Apply Law of Exponent: `x^(-n)=1/x^n` .

Let` x^(-1)= 1/x^1` or ` 1/x` .

`x/(1/x+1)`

Let `1=x/x` to be able to combine similar fractions.

`x/(1/x+x/x)`

`x/((1+x)/x)`

Flip the fraction at the bottom to proceed to multiplication.

`x*x/(1+x)`

`x^2/(1+x)`

Apply `x/(x^(-1)+1)=x^2/(1+x)` , we get:

`(1/x-x/(x^(-1)+1))/(5/x)`

`(1/x-x^2/(1+x))/(5/x)`

Determine the LCD or least common denominator.

The denominators are `x` and `(1+x)` . Both are distinct factors.
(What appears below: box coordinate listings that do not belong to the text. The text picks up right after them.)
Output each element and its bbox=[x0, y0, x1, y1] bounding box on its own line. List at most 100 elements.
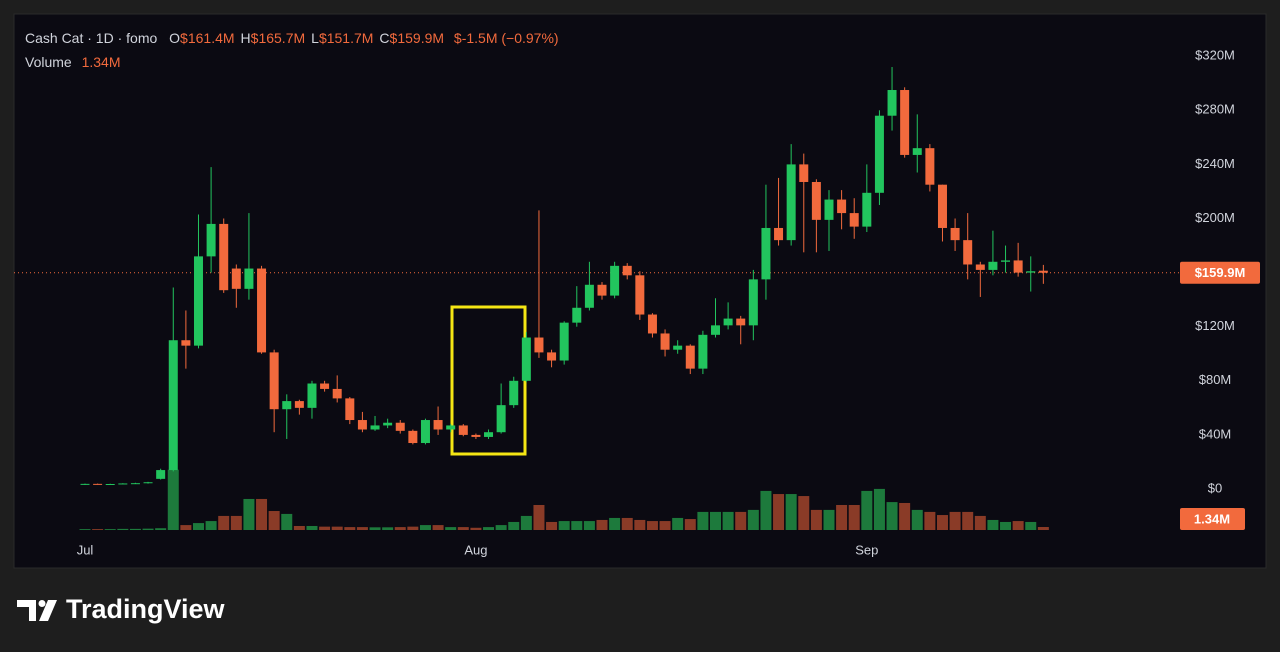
candle-body bbox=[811, 181, 821, 220]
candle-body bbox=[1001, 260, 1011, 262]
candle-body bbox=[383, 422, 393, 426]
candle-body bbox=[509, 380, 519, 406]
volume-bar bbox=[949, 511, 961, 530]
y-tick-label: $80M bbox=[1199, 372, 1232, 387]
volume-bar bbox=[760, 490, 772, 530]
volume-bar bbox=[798, 496, 810, 530]
legend-volume-value: 1.34M bbox=[81, 54, 121, 70]
x-tick-label: Aug bbox=[464, 542, 487, 557]
volume-bar bbox=[92, 529, 104, 530]
volume-bar bbox=[899, 502, 911, 530]
y-tick-label: $280M bbox=[1195, 102, 1235, 117]
candle-body bbox=[837, 199, 847, 214]
volume-bar bbox=[785, 494, 797, 530]
volume-bar bbox=[722, 511, 734, 530]
candle-body bbox=[244, 268, 254, 289]
volume-bar bbox=[445, 527, 457, 530]
candle-body bbox=[660, 333, 670, 350]
candle-body bbox=[584, 284, 594, 308]
candle-body bbox=[647, 314, 657, 334]
volume-bar bbox=[546, 521, 558, 530]
x-tick-label: Jul bbox=[77, 542, 94, 557]
volume-bar bbox=[520, 515, 532, 530]
legend-key: C bbox=[379, 30, 390, 46]
price-label: $159.9M bbox=[1195, 265, 1246, 280]
volume-bar bbox=[558, 521, 570, 530]
volume-bar bbox=[142, 528, 154, 530]
candle-body bbox=[332, 388, 342, 399]
candle-body bbox=[534, 337, 544, 353]
y-tick-label: $240M bbox=[1195, 156, 1235, 171]
candle-body bbox=[496, 405, 506, 433]
volume-bar bbox=[886, 502, 898, 530]
legend-change: $-1.5M (−0.97%) bbox=[453, 30, 559, 46]
legend-key: L bbox=[311, 30, 319, 46]
volume-bar bbox=[256, 498, 268, 530]
volume-bar bbox=[936, 515, 948, 530]
volume-bar bbox=[974, 515, 986, 530]
volume-bar bbox=[571, 521, 583, 530]
volume-bar bbox=[533, 504, 545, 530]
candle-body bbox=[433, 420, 443, 430]
candle-body bbox=[711, 325, 720, 335]
candle-body bbox=[105, 484, 115, 486]
volume-bar bbox=[117, 528, 129, 530]
x-tick-label: Sep bbox=[855, 542, 878, 557]
candle-body bbox=[736, 318, 746, 326]
candle-body bbox=[963, 240, 973, 265]
volume-bar bbox=[861, 490, 873, 530]
legend-title: Cash Cat · 1D · fomo bbox=[25, 30, 158, 46]
volume-bar bbox=[697, 511, 709, 530]
volume-label: 1.34M bbox=[1194, 511, 1230, 526]
candle-body bbox=[130, 483, 140, 485]
candle-body bbox=[824, 199, 834, 220]
candle-body bbox=[269, 352, 279, 410]
volume-bar bbox=[394, 527, 406, 530]
candle-body bbox=[307, 383, 317, 408]
candle-body bbox=[370, 425, 380, 430]
volume-label-box bbox=[1180, 508, 1245, 530]
candle-body bbox=[231, 268, 241, 289]
candle-body bbox=[774, 227, 784, 241]
volume-bar bbox=[319, 526, 331, 530]
volume-bar bbox=[218, 515, 230, 530]
candle-body bbox=[193, 256, 203, 346]
legend-row: Volume 1.34M bbox=[25, 50, 559, 74]
price-label-box bbox=[1180, 261, 1260, 284]
candle-body bbox=[206, 223, 216, 257]
candle-body bbox=[685, 345, 695, 369]
candle-body bbox=[937, 184, 947, 228]
candle-body bbox=[345, 398, 355, 421]
volume-bar bbox=[596, 519, 608, 530]
candle-body bbox=[849, 213, 859, 227]
legend-value: $151.7M bbox=[318, 30, 374, 46]
candle-body bbox=[610, 265, 620, 296]
candle-body bbox=[168, 340, 178, 471]
volume-bar bbox=[369, 527, 381, 530]
volume-bar bbox=[205, 521, 217, 530]
candle-body bbox=[420, 420, 430, 444]
candle-body bbox=[446, 425, 456, 430]
volume-bar bbox=[281, 513, 293, 530]
legend-fields: O$161.4M H$165.7M L$151.7M C$159.9M bbox=[161, 30, 444, 46]
volume-bar bbox=[672, 517, 684, 530]
candle-body bbox=[559, 322, 569, 361]
volume-bar bbox=[773, 494, 785, 530]
candle-body bbox=[257, 268, 267, 353]
volume-bar bbox=[987, 519, 999, 530]
candle-body bbox=[458, 425, 468, 435]
candle-body bbox=[357, 420, 367, 430]
candle-body bbox=[887, 90, 897, 116]
volume-bar bbox=[407, 526, 419, 530]
volume-bar bbox=[583, 521, 595, 530]
volume-bar bbox=[848, 504, 860, 530]
volume-bar bbox=[104, 529, 116, 530]
volume-bar bbox=[495, 525, 507, 530]
candle-body bbox=[219, 223, 229, 291]
candle-body bbox=[673, 345, 683, 350]
volume-bar bbox=[1012, 521, 1024, 530]
volume-bar bbox=[419, 525, 431, 530]
candle-body bbox=[975, 264, 985, 270]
Thus, we get the LCD by getting the product of the distinct factors from denominator side of each term.

`LCD =x*(1+x) or x+x^2`

Maintain the factored form of the LCD for easier cancellation of common factors on each term.

Multiply each term by the `LCD=x*(1+x)` .

`(1/x*x*(1+x)-x^2/(1+x)*x*(1+x))/((5/x)x*(1+x))`

Cancel out common factors to get rid of the denominators.

`(1*(1+x)-x^2*x)/(5*(1+x))`

Apply distribution property.

`(1+x-x^3)/(5+5x)`

or` -(x^3-1-x)/(5x+5)`

The complex fraction `(1/x-x/(x^(-1)+1))/(5/x)` simplifies to `(1+x-x^3)/(5+5x)`